Favoriser la participation et le pouvoir d’agir

  • Co-construction des projets de vie : Associer la personne autiste, quel que soit son niveau de communication, à chaque étape de l’accompagnement. Cela suppose l’usage d’outils adaptés (supports visuels, pictogrammes, applications numériques, médiateurs).
  • Valoriser l’expertise des personnes concernées : De plus en plus de collectifs d’adultes autistes seniors apportent leur témoignage et contribuent à la formation de pairs et de professionnels. Leurs retours sont précieux pour ajuster les réponses.

Inspirations et initiatives à suivre en Midi-Pyrénées

  • Des partenariats innovants : Le réseau Autisme Occitanie a lancé en 2022 un recensement régional des besoins spécifiques des seniors autistes. Première du genre en France, cette enquête ouverte a permis de poser les bases de nouveaux projets mutualisés avec les MDPH et les collectivités.
  • L’engagement associatif local : Plusieurs associations, dont Sésame Autisme Midi-Pyrénées et Trisomie 21 Gers, expérimentent de nouveaux formats de séjours répit ou de journées d’accueil pour seniors autistes.

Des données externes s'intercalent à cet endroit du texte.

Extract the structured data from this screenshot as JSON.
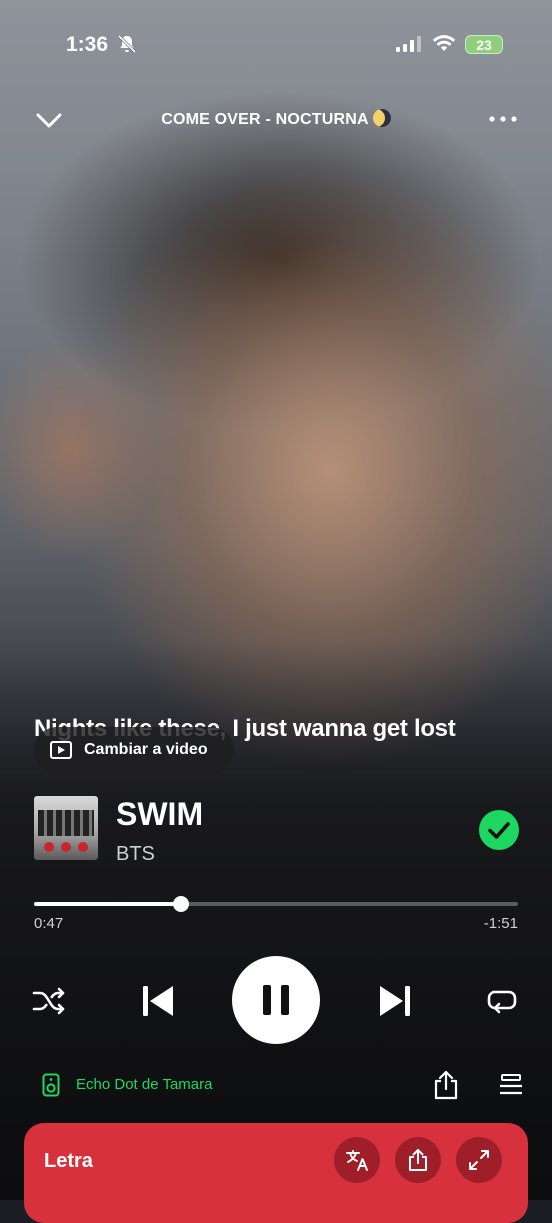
{
  "status_bar": {
    "time": "1:36",
    "battery": "23"
  },
  "header": {
    "title": "COME OVER - NOCTURNA"
  },
  "lyric": {
    "current_line": "Nights like these, I just wanna get lost"
  },
  "video_toggle": {
    "label": "Cambiar a video"
  },
  "track": {
    "title": "SWIM",
    "artist": "BTS"
  },
  "progress": {
    "elapsed": "0:47",
    "remaining": "-1:51",
    "fraction": 0.303
  },
  "device": {
    "name": "Echo Dot de Tamara"
  },
  "lyrics_card": {
    "label": "Letra"
  },
  "colors": {
    "accent_green": "#1ed760",
    "lyrics_card_red": "#d6313c"
  },
  "icons": [
    "bell-slash-icon",
    "signal-icon",
    "wifi-icon",
    "battery-icon",
    "chevron-down-icon",
    "moon-emoji",
    "more-icon",
    "video-icon",
    "check-icon",
    "shuffle-icon",
    "previous-icon",
    "pause-icon",
    "next-icon",
    "repeat-icon",
    "speaker-icon",
    "share-icon",
    "queue-icon",
    "translate-icon",
    "expand-icon"
  ]
}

Ces lieux offrent une alternative à l’hospitalisation ou à la solitude, favorisent le maintien dans un environnement familier, et permettent l’expression des envies de chacun.
  • La culture comme levier d’inclusion : À Toulouse, le Musée des Abattoirs a mis en place des visites adaptées, co-construites avec des usagers autistes adultes, permettant un accès à la culture respectueux des singularités sensorielles. Ce type d’initiative pourrait inspirer d’autres structures culturelles de la région.

Une dynamique à amplifier

Préserver l’autonomie des adultes autistes vieillissants en Midi-Pyrénées est encore un chemin semé d’embûches. Mais c’est aussi une opportunité collective d’innover, de repenser les modes d’accompagnement et d’affirmer le droit à une vie choisie et digne, quel que soit l’âge ou le niveau d’autonomie.

Partout sur le territoire, des énergies se mobilisent, des solutions émergent. Chaque acteur – professionnels, proches, institutions, pouvoirs publics, personnes concernées – a un rôle essentiel à jouer pour bâtir une société véritablement inclusive. La valorisation des compétences, l’adaptation des environnements, le développement de liens sociaux et la participation active des adultes autistes seniors sont les clés d’un accompagnement respectueux et dynamique.

Les ressources locales existent, mais méritent d’être rendues visibles, amplifiées et coordonnées. Un enjeu majeur, pour les années à venir, sera de garantir un maillage territorial plus juste, et une offre de formation et d’accompagnement adaptée à l’hétérogénéité des parcours. C’est ainsi que l’autonomie des adultes autistes vieillissants deviendra pleinement un droit, et non l’exception d’un parcours encore trop fragile.